Sejak kecil, Nabi, SAW, senang menyendiri dan beribadah. Begitu juga setelah menikah dengan Sayyidah Khodijah. Menurut sebagian ulama, ibadah yang dilakukannya saat itu adalah tafakkur dan menjauhi semua orang. Sebab, hal ini dapat mendorong pada kekhusyu'an. Ada juga yang menyatakan bahwa ibadahnya saat itu adalah berdzikir. Ada pula yang berpendapat bahwa ibadah yang dilakukannya sebelum menjadi nabi dan rasul mengikuti syariat nabi-nabi sebelumnya, yang belum dinasakh, seperti syariat Nabi Musa dan Nabi Ibrahim. Pendapat ini juga disampaikan oleh Syekh Muhyiddin Ibnul-'Arabi. Menurutnya, Nabi, saw, mengikuti syariah Nabi Ibrahim sampai wahyu datang kepadanya.

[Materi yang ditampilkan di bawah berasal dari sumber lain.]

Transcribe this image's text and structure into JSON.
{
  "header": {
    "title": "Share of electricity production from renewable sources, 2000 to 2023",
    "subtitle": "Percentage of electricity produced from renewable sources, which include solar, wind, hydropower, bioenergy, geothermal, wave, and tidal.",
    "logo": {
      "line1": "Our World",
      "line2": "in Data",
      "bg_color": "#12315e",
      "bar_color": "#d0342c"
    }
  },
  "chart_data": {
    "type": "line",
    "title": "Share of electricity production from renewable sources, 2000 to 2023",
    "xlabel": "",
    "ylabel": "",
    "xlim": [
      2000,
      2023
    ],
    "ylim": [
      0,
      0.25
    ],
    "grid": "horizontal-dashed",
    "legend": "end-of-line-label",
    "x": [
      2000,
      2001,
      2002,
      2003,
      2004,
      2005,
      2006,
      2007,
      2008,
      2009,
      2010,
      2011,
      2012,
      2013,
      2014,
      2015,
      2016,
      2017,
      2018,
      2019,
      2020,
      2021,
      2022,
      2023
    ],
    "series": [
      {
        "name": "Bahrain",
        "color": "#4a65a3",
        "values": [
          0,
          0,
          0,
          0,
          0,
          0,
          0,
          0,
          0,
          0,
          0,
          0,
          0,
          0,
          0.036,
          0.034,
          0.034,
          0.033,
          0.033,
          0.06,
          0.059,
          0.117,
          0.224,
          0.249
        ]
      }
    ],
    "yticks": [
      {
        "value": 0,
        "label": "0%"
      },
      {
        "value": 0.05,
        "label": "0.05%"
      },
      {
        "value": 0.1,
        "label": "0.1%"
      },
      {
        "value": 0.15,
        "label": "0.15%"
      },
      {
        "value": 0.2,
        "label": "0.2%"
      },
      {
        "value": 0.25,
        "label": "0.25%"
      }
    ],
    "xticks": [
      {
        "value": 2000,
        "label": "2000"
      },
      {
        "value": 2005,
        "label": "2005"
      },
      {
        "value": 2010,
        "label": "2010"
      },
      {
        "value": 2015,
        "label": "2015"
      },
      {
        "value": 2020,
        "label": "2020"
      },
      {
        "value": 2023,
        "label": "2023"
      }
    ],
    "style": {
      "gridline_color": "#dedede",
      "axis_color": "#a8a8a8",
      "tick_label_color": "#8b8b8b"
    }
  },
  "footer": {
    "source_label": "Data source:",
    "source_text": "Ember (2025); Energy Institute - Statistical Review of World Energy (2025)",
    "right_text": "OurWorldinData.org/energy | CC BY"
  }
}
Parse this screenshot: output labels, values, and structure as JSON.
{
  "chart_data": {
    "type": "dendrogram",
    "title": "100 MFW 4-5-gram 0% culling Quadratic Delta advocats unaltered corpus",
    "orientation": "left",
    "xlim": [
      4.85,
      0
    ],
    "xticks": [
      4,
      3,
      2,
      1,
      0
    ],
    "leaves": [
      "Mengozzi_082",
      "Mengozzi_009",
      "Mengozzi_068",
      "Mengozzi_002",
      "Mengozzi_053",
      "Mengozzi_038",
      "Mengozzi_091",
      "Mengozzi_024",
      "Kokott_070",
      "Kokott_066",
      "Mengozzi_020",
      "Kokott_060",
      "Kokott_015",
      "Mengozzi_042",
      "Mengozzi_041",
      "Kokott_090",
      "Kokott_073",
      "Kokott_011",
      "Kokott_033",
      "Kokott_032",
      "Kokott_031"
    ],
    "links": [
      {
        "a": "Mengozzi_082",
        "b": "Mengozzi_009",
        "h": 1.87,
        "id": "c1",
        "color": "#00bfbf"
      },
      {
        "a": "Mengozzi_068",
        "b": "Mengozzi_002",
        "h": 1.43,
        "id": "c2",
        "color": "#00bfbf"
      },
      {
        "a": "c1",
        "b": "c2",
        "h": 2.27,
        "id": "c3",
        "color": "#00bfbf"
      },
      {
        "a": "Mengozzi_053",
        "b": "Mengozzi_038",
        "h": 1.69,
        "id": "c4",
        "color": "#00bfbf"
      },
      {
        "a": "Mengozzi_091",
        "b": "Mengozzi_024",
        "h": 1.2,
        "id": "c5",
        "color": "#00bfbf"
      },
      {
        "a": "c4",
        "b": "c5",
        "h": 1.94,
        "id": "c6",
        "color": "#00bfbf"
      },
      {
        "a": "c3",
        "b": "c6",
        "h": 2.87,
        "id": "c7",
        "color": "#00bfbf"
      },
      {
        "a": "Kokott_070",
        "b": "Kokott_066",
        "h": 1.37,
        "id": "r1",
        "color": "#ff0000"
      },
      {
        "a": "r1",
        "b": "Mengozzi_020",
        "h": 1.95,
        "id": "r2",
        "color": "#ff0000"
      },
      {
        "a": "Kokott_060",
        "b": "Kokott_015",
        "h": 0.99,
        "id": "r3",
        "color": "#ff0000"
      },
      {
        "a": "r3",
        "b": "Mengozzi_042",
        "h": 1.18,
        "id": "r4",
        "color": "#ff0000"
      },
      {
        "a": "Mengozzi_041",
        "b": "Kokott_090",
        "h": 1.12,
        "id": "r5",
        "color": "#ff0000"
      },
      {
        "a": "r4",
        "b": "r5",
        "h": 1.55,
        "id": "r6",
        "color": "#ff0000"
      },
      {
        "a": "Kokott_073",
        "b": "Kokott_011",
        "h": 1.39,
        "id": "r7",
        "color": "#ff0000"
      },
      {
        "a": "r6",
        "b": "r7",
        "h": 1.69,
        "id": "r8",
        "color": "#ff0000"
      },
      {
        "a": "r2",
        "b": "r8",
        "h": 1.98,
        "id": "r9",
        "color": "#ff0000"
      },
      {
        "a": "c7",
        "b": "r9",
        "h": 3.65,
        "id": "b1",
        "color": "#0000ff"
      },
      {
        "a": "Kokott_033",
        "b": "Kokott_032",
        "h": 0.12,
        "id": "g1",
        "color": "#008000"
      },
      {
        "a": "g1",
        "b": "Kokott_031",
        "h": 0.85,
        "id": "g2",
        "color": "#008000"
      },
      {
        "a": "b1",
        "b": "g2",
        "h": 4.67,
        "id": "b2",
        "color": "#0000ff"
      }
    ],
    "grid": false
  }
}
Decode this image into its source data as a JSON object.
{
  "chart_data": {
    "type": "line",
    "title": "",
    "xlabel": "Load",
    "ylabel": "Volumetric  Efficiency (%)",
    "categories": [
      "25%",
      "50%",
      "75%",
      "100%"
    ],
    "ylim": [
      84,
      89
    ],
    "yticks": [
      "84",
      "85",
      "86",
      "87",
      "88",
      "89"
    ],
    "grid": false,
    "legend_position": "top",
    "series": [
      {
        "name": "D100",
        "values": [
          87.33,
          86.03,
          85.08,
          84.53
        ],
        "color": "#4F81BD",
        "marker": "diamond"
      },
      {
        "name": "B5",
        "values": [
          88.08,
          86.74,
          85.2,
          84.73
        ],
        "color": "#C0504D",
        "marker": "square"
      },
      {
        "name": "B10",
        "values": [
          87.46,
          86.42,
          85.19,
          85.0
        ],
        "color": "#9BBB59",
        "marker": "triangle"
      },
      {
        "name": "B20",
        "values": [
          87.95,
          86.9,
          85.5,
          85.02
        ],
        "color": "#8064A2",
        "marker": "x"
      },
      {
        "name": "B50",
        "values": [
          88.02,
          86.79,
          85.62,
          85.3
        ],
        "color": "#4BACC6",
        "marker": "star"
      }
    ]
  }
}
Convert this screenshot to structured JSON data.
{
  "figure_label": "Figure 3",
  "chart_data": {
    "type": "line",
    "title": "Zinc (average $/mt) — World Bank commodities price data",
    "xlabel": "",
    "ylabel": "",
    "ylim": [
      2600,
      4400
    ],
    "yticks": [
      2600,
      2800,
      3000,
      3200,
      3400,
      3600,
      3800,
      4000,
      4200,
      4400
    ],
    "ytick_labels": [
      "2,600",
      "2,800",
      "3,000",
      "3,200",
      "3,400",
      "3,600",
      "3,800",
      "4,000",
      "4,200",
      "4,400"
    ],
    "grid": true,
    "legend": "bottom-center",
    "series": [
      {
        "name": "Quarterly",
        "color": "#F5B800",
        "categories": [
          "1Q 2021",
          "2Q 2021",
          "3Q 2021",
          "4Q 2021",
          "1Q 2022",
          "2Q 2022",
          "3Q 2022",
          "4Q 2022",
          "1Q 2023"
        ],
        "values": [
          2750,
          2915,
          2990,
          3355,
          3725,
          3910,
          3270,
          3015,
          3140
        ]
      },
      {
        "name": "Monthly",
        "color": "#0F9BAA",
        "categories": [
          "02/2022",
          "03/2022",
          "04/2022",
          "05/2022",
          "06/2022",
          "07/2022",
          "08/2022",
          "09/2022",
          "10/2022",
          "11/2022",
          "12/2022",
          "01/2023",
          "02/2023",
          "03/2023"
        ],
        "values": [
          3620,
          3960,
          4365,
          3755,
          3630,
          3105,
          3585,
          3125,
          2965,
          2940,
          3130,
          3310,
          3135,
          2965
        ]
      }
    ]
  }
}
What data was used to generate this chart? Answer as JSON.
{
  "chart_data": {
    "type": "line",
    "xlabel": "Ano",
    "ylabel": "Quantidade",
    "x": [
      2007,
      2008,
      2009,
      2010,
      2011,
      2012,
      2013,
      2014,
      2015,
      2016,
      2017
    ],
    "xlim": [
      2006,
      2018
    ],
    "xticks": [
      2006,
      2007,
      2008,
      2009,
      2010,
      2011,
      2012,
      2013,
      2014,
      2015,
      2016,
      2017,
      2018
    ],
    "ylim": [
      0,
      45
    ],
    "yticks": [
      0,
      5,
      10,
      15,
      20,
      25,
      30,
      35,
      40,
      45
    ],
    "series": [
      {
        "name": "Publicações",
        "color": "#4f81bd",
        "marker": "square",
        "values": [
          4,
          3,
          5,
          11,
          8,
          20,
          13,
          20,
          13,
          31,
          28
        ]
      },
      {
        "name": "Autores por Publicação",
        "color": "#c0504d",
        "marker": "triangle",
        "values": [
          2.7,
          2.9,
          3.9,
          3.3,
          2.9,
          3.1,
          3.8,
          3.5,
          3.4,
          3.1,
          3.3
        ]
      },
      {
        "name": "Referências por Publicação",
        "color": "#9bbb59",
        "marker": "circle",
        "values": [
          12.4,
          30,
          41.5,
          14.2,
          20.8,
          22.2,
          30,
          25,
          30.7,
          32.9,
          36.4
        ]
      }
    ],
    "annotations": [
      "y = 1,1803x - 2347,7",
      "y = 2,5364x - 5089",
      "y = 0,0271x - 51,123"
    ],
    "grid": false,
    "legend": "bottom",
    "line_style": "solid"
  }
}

Selanjutnya, di dalam kitab Fathul Bari Syarh Shahih al-Bukhari disebutkan, sekelompok ulama' berpendapat bahwa sebelum peristiwa Isra' dan Mi'raj, tidak ada satu pun shalat yang diwajibkan kepada beliau dan umatnya. Yang ada hanyalah perintah melakukan qiyamul-lail tanpa ada batasannya, sebagaimana disebutkan dalam al- Qur'an:

قم الليل إلا قليلا (۲) نصفه أو انقص منه قليلا (۳) او زدْ عَليْهِ ورتل القرآن ترتيلا (٤)

Menurut sahabat Ibnu 'Abbas, Qiyamullail dulunya diwajibkan kepada Rasulullah berdasarkan ayat tersebut. Namun, pada akhirnya kewajiban tersebut dibatalkan dan diganti dengan kewajiban melakukan shalat lima waktu, sebagaimana disebutkan pada bagian akhir didalam surah tersebut.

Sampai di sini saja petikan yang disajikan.